The ARPAnet was a packet switching network, funded by the Advanced Research Projects Agency, ARPA. ARPAnet was used to transmit programming information across lines between MIT, Stanford, Xerox, and Ft Belvior. It was the first packet switching network to use TCP/IP and became the foundation of the modern day internet. TCP/IP stands transmission control protocol/ internet protocol, this protocol breaks the switching packets into smaller pieces (like Shannon’s work) and then makes sure they are put back together at the receiving end in the correct order. The ARPAnet was designed to withstand a nuclear attack. There is no central headquarters, this allows for rerouting of information if one point is attacked or down. CERN also uses the ARPAnet. Tim Berners-Lee while at CERN comes up with the World Wide Web, he wants to find an easier way to share information between scientists. He finds a way to use his hypertext protocol with the TCP part of TCP/IP and a domain naming system and you have the WWW.
Douglas Englebart advances these ideas even farther. After receiving his PhD in Electrical Engineering at the University of California, he patents the “mouse” for the P.C. and in 1968 he concludes that you could use a screen, such as a tv, with a mouse as a computer. You could use hypertext programs to link to other programs, these should no longer be closed systems. Englebart goes to Xerox park where they want to expand on his ideas. At Xerox park they come up with command line prompts, and input. In 1975 they develop G.U.I, the graphical user interface. The G.U.I. is all the options we use with our mouse we are familiar with now days such as the scroll down menu, windows etc.
In 1976 an Apple inventor gets a tour of Xerox and 5 years later they produce the first mass marketed personal computers. By 1993 NCSA released the graphical interface “Mosaic”. In 1994 “Netscape Navigator” is out and prettier graphically than Mosaic.
What began as a closed network, led to an open network in order to share information. This goes to show information “wants to be free”. In order to continually develop and improve technology it must be shared and viewed by different people with different ideas.

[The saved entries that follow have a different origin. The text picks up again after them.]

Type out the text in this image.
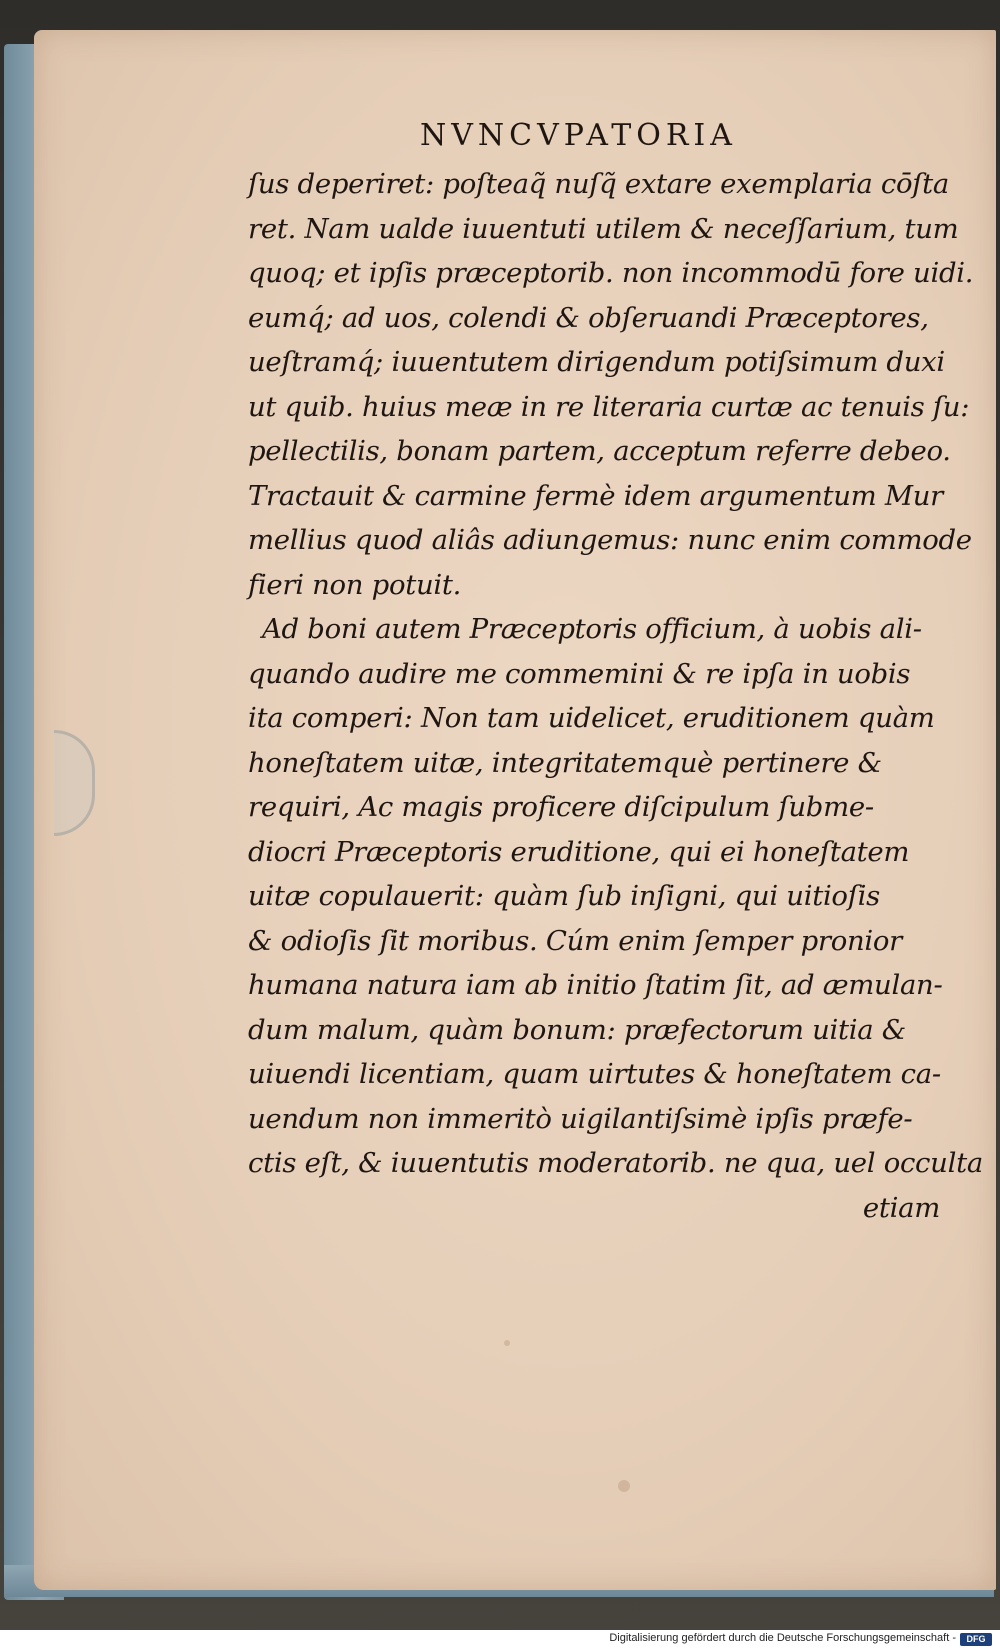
NVNCVPATORIA
ſus deperiret: poſteaq̃ nuſq̃ extare exemplaria cōſta
ret. Nam ualde iuuentuti utilem & neceſſarium, tum
quoq; et ipſis præceptorib. non incommodū fore uidi.
eumq́; ad uos, colendi & obſeruandi Præceptores,
ueſtramq́; iuuentutem dirigendum potiſsimum duxi
ut quib. huius meæ in re literaria curtæ ac tenuis ſu:
pellectilis, bonam partem, acceptum referre debeo.
Tractauit & carmine fermè idem argumentum Mur
mellius quod aliâs adiungemus: nunc enim commode
fieri non potuit.
Ad boni autem Præceptoris officium, à uobis ali-
quando audire me commemini & re ipſa in uobis
ita comperi: Non tam uidelicet, eruditionem quàm
honeſtatem uitæ, integritatemquè pertinere &
requiri, Ac magis proficere diſcipulum ſubme-
diocri Præceptoris eruditione, qui ei honeſtatem
uitæ copulauerit: quàm ſub inſigni, qui uitioſis
& odioſis ſit moribus. Cúm enim ſemper pronior
humana natura iam ab initio ſtatim ſit, ad æmulan-
dum malum, quàm bonum: præfectorum uitia &
uiuendi licentiam, quam uirtutes & honeſtatem ca-
uendum non immeritò uigilantiſsimè ipſis præfe-
ctis eſt, & iuuentutis moderatorib. ne qua, uel occulta
etiam
Digitalisierung gefördert durch die Deutsche Forschungsgemeinschaft -	DFG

The development of the internet and personal computers has made sharing information effortless but at what cost? It reduces social interaction, there is also greater access to false or misinformation. Is it like Carr believes that technology is breaking down the personal and public self? Sometimes I think yes, for example the amount of online bullying and “public”shamings. Sometimes I think no because it allows such great access to things in which I may not otherwise have access to.